Protein-coding gene in humans

Transcriptional regulator ATRX also known as ATP-dependent helicase ATRX, X-linked helicase II, or X-linked nuclear protein (XNP) is a protein that in humans is encoded by the ATRX gene.

== Function ==

Transcriptional regulator ATRX contains an ATPase / helicase domain, and thus it belongs to the SWI/SNF family of chromatin remodeling proteins. ATRX is required for deposition of the histone variant H3.3 at telomeres and other genomic repeats. These interactions are important for maintaining silencing at these sites.

In addition, ATRX undergoes cell cycle-dependent phosphorylation, which regulates its nuclear matrix and chromatin association, and suggests its involvement in the gene regulation at interphase and chromosomal segregation in mitosis.

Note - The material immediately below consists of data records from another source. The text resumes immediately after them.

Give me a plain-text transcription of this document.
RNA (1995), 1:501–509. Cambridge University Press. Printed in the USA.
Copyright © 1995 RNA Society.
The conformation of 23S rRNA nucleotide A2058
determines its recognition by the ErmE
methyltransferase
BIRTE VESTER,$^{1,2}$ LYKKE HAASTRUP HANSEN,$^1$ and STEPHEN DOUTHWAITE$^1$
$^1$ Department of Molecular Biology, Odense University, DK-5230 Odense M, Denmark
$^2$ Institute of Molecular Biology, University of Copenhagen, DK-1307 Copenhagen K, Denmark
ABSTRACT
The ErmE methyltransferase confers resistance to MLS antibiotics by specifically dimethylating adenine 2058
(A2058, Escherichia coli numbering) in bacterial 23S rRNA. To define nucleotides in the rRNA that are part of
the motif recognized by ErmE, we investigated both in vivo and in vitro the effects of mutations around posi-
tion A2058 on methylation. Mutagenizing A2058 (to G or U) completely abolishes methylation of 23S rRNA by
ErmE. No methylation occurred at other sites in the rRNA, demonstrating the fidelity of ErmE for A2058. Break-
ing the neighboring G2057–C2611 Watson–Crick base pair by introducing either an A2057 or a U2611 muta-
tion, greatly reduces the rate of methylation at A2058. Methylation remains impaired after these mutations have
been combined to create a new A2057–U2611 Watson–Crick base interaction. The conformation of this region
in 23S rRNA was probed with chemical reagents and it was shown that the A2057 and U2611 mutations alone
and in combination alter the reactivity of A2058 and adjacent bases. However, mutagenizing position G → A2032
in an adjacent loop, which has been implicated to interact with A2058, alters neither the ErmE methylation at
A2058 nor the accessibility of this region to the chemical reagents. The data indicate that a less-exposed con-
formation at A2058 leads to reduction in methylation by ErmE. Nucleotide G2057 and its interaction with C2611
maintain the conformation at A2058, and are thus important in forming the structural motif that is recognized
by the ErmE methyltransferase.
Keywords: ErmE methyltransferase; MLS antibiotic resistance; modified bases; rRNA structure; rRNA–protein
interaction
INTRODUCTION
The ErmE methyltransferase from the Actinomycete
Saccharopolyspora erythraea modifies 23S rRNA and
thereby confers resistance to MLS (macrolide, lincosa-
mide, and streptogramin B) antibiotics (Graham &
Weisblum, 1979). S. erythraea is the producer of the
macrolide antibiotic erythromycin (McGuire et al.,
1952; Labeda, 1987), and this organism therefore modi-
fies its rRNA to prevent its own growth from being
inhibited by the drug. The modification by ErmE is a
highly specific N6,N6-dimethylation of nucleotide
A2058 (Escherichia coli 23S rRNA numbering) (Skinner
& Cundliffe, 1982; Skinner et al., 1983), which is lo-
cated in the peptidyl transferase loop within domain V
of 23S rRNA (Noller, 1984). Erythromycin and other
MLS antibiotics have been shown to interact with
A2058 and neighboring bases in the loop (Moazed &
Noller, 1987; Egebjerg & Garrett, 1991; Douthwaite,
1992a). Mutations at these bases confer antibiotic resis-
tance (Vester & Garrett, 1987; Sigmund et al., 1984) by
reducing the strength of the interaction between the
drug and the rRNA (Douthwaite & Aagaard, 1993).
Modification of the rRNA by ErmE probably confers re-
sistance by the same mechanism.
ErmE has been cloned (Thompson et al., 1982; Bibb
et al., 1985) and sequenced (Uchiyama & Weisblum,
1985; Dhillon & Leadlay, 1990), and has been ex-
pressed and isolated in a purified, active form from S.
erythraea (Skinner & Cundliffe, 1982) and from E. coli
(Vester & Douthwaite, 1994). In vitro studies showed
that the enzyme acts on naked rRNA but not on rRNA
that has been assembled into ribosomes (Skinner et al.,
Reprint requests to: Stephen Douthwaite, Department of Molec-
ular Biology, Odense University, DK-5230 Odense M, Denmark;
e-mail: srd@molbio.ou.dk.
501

== Clinical significance ==

=== Inherited mutations ===

Inherited mutations of the ATRX gene are associated with an X-linked intellectual disability (XLMR) syndrome most often accompanied by alpha-thalassemia (ATR-X) syndrome. These mutations have been shown to cause diverse changes in the pattern of DNA methylation, which may provide a link between chromatin remodeling, DNA methylation, and gene expression in developmental processes. Multiple alternatively spliced transcript variants encoding distinct isoforms have been reported. Female carriers may demonstrate skewed X chromosome inactivation.

=== Somatic mutations ===

Acquired mutations in ATRX have been reported in a number of human cancers including pancreatic neuroendocrine tumours, gliomas, osteosarcomas, soft-tissue sarcomas, and malignant pheochromocytomas. There is a strong correlation between ATRX mutations and an Alternative Lengthening of Telomeres (ALT) phenotype in cancers.

== Interactions ==

ATRX forms a complex with DAXX which is a histone H3.3 chaperone.

ATRX has been also shown to interact with EZH2.